Как в древности, самые дорогие фрукты в Кабуле – яблоки. Четыре шампура шашлыка в лаваше стоят $1, хватит закусить на двоих. Но этого доллара у большинства нет. Афганцы едят мало, очень аккуратно и деликатно. Никто не ест на улице: это верх неприличия.
У обочины сидит парень и моет руки. В пластмассовом кувшине у него вода. Он намыливает руки над канавой, сливает воду, снова намыливает. Почему-то чище руки не становятся.
Рядом – повозка с блестящими от воды огурцами. Спрашиваю, что со мной будет, если я съем один. «Умрешь!» – радостно сообщает мне продавец. «Сразу?» – «Нет, долго будешь мучиться». – «А если ты съешь?» – «А мне ничего не будет. У нас иммунитет».
Юбилейное настроение
Кабул, этот совершенно разрушенный город, готовится к торжествам. 15 лет назад, в апреле 1992 года, моджахеды начали штурм Кабула – через три года после того, как советские войска ушли. 27 апреля они взяли Кабул. Вокруг российского посольства три месяца шел непрекращающийся бой различных группировок. В итоге развернувшейся гражданской войны страна превратилась в руины. Приход американцев усугубил разруху.
Теперь те апрельские события называются исламской революцией. Впервые ее годовщина будет официально праздноваться в Кабуле 27 апреля.
Над полем парадов накануне юбилейных торжеств пилоты вертолетов оттачивают мастерство. Вертолеты эти – российские «Ми». Однако в министерстве обороны спецкору «Газеты» пообещали: скоро вся техника будет заменена на натовскую.

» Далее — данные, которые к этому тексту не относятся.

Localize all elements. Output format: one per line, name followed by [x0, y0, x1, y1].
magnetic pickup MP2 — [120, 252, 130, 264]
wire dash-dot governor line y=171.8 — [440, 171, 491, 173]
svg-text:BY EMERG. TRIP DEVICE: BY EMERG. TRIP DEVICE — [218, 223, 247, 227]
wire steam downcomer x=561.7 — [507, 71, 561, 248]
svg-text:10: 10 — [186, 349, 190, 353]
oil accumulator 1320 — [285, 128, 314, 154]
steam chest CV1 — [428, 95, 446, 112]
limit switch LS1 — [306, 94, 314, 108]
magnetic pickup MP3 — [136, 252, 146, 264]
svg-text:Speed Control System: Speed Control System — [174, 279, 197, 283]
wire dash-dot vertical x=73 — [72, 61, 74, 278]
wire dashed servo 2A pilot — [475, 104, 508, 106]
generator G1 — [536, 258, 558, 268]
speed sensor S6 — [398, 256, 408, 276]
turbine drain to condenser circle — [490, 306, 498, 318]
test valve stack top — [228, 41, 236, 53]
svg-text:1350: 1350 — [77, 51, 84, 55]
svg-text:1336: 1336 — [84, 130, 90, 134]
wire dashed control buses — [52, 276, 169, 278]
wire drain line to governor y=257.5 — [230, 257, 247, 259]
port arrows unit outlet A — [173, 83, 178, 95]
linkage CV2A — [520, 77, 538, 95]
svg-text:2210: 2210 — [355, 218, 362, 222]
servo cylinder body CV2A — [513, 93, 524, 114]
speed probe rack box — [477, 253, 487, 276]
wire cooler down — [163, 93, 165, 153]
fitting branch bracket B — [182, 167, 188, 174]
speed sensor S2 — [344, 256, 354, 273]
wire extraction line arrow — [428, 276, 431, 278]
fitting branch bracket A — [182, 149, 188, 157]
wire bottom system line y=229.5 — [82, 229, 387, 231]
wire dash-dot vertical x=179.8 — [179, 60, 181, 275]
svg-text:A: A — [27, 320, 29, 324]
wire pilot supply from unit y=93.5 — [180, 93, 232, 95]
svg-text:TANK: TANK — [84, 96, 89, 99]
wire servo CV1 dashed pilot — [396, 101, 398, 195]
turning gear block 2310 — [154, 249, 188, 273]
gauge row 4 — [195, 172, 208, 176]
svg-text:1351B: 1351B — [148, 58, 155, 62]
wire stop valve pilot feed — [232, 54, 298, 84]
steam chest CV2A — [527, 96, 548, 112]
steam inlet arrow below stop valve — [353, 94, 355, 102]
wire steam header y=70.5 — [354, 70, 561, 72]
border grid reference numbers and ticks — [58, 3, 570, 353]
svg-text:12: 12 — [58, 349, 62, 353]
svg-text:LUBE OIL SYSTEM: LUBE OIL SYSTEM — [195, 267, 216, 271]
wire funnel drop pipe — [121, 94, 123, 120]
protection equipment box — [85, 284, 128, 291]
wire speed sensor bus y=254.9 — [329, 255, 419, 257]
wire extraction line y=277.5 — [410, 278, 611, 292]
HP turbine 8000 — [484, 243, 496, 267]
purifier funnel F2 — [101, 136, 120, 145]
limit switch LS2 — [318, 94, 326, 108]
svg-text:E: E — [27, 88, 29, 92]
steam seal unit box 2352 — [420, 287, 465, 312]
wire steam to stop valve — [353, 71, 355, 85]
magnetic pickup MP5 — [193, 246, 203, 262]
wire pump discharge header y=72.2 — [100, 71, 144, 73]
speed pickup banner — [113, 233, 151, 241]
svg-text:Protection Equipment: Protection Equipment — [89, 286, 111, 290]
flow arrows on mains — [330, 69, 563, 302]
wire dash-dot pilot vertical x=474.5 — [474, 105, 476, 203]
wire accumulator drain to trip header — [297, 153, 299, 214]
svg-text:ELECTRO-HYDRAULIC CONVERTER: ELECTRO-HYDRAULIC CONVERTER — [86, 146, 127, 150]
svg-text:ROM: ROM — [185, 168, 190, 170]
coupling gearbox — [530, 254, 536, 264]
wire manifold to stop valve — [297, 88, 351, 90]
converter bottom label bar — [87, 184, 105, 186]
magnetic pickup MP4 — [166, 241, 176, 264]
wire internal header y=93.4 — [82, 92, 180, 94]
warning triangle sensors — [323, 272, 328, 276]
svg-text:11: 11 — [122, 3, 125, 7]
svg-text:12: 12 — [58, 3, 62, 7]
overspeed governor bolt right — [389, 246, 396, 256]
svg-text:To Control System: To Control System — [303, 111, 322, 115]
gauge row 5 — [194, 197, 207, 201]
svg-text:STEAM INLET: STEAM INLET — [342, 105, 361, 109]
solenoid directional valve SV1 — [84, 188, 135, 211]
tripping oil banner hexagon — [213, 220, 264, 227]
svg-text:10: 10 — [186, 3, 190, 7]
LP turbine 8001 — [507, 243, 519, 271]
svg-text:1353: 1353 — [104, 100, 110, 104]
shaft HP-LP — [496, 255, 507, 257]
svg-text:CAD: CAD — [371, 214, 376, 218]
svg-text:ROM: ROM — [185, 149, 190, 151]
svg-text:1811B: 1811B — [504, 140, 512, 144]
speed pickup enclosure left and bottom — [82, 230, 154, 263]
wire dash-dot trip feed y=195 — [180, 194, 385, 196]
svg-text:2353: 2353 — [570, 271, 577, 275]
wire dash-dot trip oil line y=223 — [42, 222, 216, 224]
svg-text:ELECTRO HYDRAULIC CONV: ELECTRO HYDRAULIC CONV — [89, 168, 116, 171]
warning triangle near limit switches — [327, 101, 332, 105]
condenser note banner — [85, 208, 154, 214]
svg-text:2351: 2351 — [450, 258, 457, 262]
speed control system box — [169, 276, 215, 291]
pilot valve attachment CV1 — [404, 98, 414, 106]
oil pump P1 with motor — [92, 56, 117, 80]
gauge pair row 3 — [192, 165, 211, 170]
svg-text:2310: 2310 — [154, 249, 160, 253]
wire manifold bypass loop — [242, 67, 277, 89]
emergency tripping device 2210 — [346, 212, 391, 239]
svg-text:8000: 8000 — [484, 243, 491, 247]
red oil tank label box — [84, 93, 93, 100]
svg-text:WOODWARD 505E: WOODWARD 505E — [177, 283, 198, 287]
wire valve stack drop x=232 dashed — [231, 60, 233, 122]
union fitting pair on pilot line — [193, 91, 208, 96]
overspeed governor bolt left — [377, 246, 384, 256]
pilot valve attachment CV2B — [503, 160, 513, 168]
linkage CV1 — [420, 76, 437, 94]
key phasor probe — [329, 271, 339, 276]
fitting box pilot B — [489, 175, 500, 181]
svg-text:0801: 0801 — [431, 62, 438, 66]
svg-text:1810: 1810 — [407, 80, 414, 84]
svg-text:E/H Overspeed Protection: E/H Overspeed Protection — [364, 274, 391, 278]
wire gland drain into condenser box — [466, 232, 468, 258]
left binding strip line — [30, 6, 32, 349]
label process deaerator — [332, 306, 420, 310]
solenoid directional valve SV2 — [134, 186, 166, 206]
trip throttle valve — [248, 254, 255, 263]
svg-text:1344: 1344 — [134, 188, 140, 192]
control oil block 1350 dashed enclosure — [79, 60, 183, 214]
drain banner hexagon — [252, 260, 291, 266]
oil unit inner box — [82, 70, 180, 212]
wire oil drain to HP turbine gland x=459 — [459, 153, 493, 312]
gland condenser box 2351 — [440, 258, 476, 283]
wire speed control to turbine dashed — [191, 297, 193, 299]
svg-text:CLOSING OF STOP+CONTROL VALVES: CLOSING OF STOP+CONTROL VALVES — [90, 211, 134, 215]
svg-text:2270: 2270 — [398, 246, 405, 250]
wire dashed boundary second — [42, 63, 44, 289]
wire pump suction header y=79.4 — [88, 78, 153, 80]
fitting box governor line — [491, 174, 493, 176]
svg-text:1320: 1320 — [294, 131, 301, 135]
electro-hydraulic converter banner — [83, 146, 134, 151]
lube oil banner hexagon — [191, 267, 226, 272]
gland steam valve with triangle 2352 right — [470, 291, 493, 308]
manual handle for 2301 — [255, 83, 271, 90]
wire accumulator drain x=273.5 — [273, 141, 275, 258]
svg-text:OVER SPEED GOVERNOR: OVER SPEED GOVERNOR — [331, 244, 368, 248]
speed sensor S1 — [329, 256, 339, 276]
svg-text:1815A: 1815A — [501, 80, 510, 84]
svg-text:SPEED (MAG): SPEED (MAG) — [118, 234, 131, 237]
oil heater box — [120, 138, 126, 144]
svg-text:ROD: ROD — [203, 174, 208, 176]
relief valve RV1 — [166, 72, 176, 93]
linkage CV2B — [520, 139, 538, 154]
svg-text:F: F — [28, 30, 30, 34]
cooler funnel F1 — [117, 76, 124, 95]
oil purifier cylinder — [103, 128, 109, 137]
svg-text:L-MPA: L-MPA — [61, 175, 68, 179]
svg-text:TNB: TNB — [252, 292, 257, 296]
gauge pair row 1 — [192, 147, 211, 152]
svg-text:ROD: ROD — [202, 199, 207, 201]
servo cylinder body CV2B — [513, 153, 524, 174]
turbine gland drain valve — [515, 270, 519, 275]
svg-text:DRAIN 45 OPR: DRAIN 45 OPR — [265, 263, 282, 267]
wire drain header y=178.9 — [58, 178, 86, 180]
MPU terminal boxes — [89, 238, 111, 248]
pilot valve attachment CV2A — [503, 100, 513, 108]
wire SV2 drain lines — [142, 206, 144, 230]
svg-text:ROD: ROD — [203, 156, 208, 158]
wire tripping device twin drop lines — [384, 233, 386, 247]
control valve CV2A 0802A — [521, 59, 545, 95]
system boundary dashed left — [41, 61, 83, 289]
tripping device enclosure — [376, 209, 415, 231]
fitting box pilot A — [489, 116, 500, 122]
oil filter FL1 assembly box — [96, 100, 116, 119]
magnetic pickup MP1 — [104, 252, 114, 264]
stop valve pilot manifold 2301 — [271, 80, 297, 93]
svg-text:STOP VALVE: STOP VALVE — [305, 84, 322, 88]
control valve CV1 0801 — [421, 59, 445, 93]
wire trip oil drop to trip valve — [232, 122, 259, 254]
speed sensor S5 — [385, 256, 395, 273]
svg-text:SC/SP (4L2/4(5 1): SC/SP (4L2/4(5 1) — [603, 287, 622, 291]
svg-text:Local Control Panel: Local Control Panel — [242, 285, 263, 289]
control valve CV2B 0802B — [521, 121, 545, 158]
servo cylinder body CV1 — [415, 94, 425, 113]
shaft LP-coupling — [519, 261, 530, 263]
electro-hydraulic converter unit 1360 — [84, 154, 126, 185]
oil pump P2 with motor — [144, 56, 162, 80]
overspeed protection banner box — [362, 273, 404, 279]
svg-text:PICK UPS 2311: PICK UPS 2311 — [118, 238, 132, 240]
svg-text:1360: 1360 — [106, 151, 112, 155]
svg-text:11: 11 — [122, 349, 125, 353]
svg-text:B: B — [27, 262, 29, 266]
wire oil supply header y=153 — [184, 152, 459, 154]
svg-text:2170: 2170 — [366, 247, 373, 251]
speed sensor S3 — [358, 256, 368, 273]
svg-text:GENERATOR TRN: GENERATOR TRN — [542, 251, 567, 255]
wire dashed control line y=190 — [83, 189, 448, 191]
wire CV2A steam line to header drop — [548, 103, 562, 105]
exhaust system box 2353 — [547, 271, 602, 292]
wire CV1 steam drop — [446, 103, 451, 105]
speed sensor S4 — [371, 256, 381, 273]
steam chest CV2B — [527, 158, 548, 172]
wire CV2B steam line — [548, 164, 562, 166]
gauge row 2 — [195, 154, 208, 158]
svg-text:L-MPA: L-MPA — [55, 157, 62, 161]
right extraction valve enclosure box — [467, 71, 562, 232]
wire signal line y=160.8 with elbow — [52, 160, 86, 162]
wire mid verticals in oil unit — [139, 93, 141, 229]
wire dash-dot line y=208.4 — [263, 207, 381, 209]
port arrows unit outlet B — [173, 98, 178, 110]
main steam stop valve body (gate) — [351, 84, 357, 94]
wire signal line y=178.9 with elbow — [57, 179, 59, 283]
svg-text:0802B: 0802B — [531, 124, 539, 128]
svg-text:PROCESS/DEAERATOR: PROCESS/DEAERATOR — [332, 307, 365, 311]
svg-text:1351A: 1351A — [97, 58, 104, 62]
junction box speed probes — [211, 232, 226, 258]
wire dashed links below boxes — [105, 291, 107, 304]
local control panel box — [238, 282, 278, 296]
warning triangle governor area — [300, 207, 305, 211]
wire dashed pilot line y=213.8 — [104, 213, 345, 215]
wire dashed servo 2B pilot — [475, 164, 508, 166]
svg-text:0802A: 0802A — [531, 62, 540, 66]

Перевооружение по натовскому образцу
Министерство обороны располагается в здании бывшего ЦК Народно-демократической партии Афганистана. Весь парк оцеплен, укреплен, превращен в крепость и охраняется. В прежние времена здесь гуляли дети.
На входе стоят американские солдаты. Я приближаюсь. Я ничего не обязана им предъявлять или объяснять. Автоматы слегка приподнимаются, солдаты не делают ни шага, чтобы пропустить. Тогда я достаю фотоаппарат и громко говорю по-русски – и они отступают.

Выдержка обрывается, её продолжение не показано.